MyLife Technologies is connected with the University of Twente. It produces plasters with hundreds of minute needles that can administer vaccines under the patient's skin. The needles are so small that the patient does not feel them. What makes the needles of MyLife Technologies so special is that they are made of a porous ceramic material where the pores are just several millionths of a millimetre in size. MyLife Technologies will use the Take-off funding to provide a proof-of-concept on an animal model.

Nerdalize
Nerdalize is a start-up of the University of Groningen. It combines the fact that large computer centres require substantial cooling with the need for heating in homes. Nerdalize wants to place computers in the form of heating elements in houses to perform complex calculations while heating the houses at the same time.
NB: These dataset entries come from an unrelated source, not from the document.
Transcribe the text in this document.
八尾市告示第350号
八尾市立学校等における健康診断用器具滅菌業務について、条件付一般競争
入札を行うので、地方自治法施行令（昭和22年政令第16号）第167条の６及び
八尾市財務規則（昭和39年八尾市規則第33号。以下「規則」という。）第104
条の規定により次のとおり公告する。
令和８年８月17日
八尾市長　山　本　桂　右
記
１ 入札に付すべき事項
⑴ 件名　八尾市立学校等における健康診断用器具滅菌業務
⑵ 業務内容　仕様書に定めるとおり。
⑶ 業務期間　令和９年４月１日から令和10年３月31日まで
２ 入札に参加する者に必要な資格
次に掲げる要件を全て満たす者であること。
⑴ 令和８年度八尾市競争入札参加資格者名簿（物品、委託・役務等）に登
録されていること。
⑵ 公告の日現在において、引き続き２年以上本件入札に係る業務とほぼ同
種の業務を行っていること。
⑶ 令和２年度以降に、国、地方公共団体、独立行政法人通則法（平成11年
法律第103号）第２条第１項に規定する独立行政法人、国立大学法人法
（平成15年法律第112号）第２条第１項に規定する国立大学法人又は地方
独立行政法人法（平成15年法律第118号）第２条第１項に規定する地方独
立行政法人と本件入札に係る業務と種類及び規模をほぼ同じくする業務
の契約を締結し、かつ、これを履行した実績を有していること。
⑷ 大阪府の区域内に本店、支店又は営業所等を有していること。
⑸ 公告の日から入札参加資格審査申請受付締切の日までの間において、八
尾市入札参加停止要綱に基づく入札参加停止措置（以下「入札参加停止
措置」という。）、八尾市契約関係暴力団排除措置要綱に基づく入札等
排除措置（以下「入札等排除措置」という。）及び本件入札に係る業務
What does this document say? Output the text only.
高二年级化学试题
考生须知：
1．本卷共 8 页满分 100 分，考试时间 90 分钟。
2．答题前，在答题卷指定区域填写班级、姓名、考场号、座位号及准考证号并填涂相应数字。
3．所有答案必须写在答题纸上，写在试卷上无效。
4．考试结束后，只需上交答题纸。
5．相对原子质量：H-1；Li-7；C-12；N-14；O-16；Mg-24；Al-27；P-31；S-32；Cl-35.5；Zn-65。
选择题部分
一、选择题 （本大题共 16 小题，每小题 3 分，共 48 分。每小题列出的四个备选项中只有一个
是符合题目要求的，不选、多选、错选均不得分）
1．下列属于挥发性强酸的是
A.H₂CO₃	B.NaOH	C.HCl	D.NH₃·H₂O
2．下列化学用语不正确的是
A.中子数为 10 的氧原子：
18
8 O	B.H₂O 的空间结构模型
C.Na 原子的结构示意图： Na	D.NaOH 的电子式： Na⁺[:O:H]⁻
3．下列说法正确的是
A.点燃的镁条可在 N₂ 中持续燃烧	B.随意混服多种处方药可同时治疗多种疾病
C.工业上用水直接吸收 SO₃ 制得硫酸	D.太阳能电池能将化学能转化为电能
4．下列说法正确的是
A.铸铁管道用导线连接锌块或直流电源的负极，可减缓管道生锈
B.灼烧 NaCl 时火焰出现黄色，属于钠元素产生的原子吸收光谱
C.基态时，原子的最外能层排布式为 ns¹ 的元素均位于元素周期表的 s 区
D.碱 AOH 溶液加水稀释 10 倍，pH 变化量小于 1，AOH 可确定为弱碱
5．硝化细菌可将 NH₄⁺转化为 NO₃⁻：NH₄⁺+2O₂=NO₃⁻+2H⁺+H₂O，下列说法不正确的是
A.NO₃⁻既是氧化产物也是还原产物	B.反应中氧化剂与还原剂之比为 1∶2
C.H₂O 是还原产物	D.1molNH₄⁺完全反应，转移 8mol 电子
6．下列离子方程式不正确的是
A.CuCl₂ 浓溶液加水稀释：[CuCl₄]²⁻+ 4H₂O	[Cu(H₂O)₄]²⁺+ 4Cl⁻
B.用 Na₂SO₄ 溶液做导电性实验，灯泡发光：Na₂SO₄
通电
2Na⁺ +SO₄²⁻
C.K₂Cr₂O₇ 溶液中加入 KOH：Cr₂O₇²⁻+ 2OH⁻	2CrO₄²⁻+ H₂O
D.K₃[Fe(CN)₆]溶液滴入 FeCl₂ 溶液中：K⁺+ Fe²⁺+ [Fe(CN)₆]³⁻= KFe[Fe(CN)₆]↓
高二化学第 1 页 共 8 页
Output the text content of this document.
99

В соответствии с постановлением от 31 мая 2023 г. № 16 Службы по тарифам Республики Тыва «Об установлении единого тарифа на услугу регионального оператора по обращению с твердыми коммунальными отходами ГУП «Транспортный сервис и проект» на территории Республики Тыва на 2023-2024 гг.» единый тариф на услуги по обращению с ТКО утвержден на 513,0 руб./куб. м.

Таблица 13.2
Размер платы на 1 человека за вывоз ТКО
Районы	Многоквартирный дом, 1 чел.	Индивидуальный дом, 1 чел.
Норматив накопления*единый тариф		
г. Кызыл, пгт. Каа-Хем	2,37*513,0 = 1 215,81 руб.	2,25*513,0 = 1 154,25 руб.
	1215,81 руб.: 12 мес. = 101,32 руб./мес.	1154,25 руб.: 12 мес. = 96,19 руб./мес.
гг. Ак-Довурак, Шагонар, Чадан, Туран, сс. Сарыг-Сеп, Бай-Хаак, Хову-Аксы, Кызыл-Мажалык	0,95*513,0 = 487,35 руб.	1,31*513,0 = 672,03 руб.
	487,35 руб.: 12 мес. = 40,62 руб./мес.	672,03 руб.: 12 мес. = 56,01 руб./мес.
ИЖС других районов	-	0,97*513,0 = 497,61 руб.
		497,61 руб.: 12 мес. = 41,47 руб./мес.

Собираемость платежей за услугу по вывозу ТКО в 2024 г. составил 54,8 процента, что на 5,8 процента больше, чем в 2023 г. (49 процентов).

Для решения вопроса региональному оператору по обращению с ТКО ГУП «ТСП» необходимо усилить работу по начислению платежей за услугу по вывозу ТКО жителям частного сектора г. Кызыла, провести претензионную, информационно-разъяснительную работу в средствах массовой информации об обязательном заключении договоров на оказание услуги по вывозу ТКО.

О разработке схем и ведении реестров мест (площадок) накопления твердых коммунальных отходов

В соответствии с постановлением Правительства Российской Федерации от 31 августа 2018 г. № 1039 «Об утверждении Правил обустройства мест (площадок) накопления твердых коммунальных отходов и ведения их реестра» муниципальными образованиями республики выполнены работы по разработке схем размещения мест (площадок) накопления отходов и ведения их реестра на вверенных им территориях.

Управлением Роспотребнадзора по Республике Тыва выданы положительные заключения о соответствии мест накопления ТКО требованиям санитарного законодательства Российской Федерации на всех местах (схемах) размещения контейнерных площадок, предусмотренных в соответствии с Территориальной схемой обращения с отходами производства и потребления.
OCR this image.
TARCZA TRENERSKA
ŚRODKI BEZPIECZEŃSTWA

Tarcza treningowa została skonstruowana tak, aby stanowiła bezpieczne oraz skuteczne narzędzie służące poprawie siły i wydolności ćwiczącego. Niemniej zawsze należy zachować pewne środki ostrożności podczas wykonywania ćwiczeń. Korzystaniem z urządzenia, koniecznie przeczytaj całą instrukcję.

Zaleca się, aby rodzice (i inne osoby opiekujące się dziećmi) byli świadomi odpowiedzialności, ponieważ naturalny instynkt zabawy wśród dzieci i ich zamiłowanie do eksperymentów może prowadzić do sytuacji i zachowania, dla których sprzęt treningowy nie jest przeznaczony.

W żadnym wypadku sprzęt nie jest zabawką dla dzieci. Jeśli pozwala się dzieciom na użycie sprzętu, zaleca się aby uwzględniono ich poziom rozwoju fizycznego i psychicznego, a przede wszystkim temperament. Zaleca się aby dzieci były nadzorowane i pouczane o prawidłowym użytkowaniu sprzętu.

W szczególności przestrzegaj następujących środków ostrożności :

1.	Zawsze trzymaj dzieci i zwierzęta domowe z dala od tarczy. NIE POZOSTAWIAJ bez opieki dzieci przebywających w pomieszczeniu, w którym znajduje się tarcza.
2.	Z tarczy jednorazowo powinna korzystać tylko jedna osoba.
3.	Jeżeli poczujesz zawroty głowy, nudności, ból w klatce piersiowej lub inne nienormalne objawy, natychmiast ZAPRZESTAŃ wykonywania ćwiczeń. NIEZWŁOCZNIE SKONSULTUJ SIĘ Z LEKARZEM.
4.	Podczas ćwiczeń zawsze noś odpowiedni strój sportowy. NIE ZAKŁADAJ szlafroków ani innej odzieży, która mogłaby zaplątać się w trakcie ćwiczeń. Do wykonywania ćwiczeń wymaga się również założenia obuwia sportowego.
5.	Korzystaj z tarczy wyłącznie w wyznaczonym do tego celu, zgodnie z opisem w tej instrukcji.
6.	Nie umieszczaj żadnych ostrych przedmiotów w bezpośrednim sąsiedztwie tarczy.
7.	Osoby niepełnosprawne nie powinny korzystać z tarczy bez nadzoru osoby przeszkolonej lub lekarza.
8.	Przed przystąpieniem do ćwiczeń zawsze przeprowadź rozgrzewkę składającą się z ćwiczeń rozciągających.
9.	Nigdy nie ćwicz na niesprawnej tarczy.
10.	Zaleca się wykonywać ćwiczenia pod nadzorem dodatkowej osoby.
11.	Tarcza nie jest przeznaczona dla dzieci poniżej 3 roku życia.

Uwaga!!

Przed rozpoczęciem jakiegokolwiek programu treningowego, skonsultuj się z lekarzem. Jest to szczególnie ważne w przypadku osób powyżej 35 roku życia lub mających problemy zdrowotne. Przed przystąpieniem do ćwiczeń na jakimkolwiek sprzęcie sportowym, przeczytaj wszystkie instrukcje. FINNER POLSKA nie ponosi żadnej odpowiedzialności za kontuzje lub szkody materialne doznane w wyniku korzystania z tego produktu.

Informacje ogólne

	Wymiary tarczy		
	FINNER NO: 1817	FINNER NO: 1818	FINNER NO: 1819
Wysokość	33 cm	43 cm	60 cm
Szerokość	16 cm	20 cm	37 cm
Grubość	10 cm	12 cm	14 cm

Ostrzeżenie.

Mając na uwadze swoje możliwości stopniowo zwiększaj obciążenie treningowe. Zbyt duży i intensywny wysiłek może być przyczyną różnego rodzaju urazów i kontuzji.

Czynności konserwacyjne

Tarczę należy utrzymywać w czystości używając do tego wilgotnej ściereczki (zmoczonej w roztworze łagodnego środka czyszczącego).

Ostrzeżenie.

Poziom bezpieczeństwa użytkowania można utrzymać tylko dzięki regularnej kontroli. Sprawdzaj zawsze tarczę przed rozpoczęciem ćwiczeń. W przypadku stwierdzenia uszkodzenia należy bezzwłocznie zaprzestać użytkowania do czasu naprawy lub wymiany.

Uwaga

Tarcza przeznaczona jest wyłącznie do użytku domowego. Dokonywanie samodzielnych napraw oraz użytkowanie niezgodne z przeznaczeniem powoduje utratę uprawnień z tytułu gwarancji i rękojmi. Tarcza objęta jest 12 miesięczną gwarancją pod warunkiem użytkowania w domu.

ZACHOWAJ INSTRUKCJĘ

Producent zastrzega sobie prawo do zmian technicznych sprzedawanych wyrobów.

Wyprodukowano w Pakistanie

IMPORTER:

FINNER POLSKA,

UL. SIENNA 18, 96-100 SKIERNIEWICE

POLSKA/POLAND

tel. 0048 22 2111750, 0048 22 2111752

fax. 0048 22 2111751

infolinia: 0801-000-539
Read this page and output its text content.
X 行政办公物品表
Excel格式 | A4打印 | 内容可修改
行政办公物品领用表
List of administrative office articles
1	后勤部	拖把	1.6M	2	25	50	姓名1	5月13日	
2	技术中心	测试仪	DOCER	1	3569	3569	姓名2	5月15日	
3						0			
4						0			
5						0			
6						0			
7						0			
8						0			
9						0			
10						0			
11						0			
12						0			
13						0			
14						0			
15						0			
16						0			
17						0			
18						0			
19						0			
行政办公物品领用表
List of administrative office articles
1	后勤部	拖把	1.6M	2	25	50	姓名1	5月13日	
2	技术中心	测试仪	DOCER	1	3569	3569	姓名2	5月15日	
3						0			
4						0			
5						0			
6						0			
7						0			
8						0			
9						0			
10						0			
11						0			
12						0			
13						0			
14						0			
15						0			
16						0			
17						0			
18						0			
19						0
The house owners will have lower energy costs and Nerdalize will be able to offer calculation services against a sharp market price because no cooled “server farms” will be needed.

Oncodrone
Oncodrone has developed a substance at RadboudUMC that can inhibit the development of certain prostate and breast cancer cells into dangerous mobile cells. This reduces the chances of the cancer spreading. Oncodrone will use the funding to gather important information about the behaviour of the substance in the body (absorption, spread, metabolism, etc.) as well as the toxicity.

SolarSwing Energy
SolarSwing Energy is a start-up connected with Radboud University Nijmegen and is a transparent, high-yield energy generation sunscreen for use in glass facades and roofs. This offers substantial energy savings for climate management and is an integrated solution that offers fantastic design opportunities. In July 2015 a working prototype is expected that can be tested outdoors. There is also a party with a serious interest in purchasing 350m2 of SolarSwing Energy for use in the facade of their own office.